The sums involved are enormous. Among their victims were a financial services firm that paid $25.6 million and a nonprofit that paid $26.8 million in ransom. Additional targets included law firms, school districts, medical facilities, and other financial services companies.
Martino was initially identified only as "Co-Conspirator 1" in an October 2025 indictment before being named in court documents unsealed in March 2026. DigitalMint CEO Jonathan Solomon confirmed that both Martino and Martin were terminated after their conduct was discovered, stating the company condemned the behavior as a violation of its values and ethical standards.

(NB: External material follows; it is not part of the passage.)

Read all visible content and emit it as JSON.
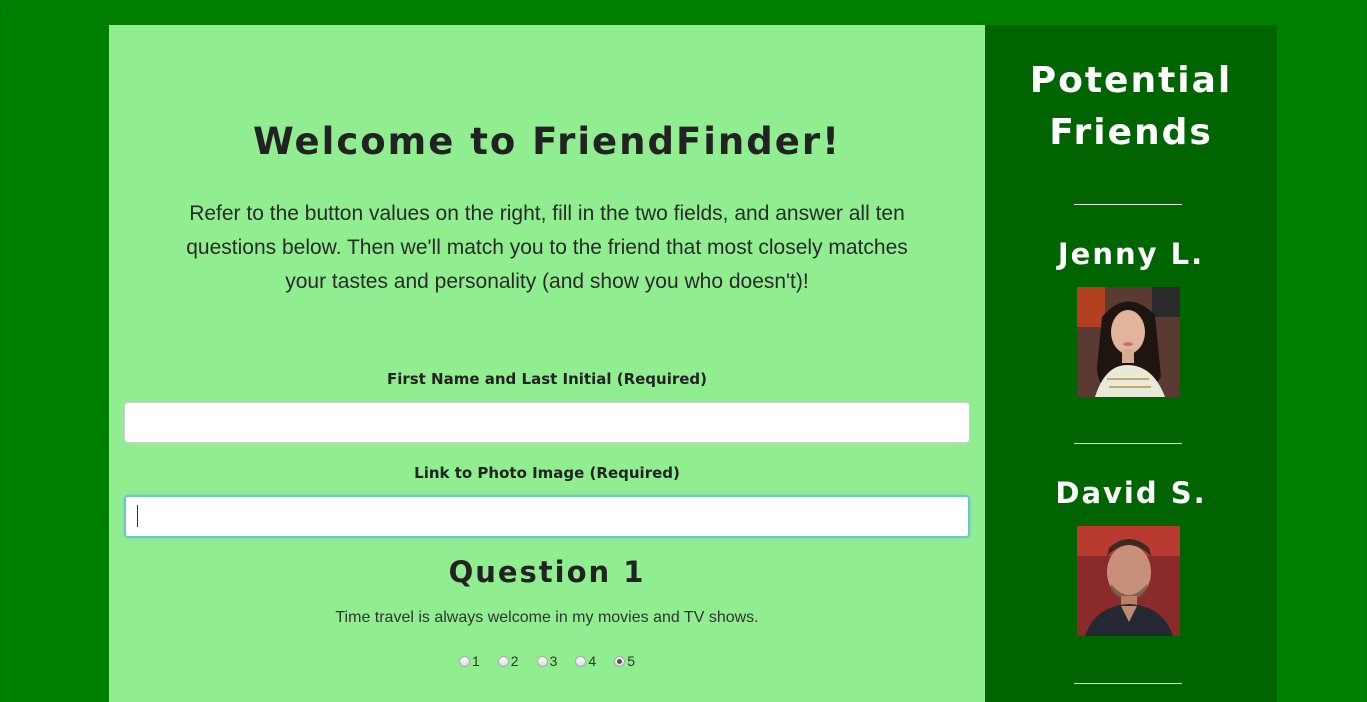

BlackCat/ALPHV was one of the most prolific ransomware operations in recent years. The FBI linked it to more than 60 breaches between November 2021 and March 2022 alone, and the gang collected at least $300 million in ransom payments from over 1,000 victims through September 2023.
Why This Matters:
This case exposes a fundamental trust vulnerability in the incident response ecosystem. Organizations under ransomware attack place enormous trust in their negotiators — sharing insurance details, financial constraints, board decisions, and legal strategy. A compromised negotiator doesn't just fail to help; they become the most dangerous adversary in the room, armed with information the attacker could never obtain through technical means alone. Organizations engaging third-party IR and negotiation firms should scrutinize vetting processes, compartmentalize sensitive information, and consider whether a single negotiator should have visibility into both insurance limits and active threat actor communications simultaneously.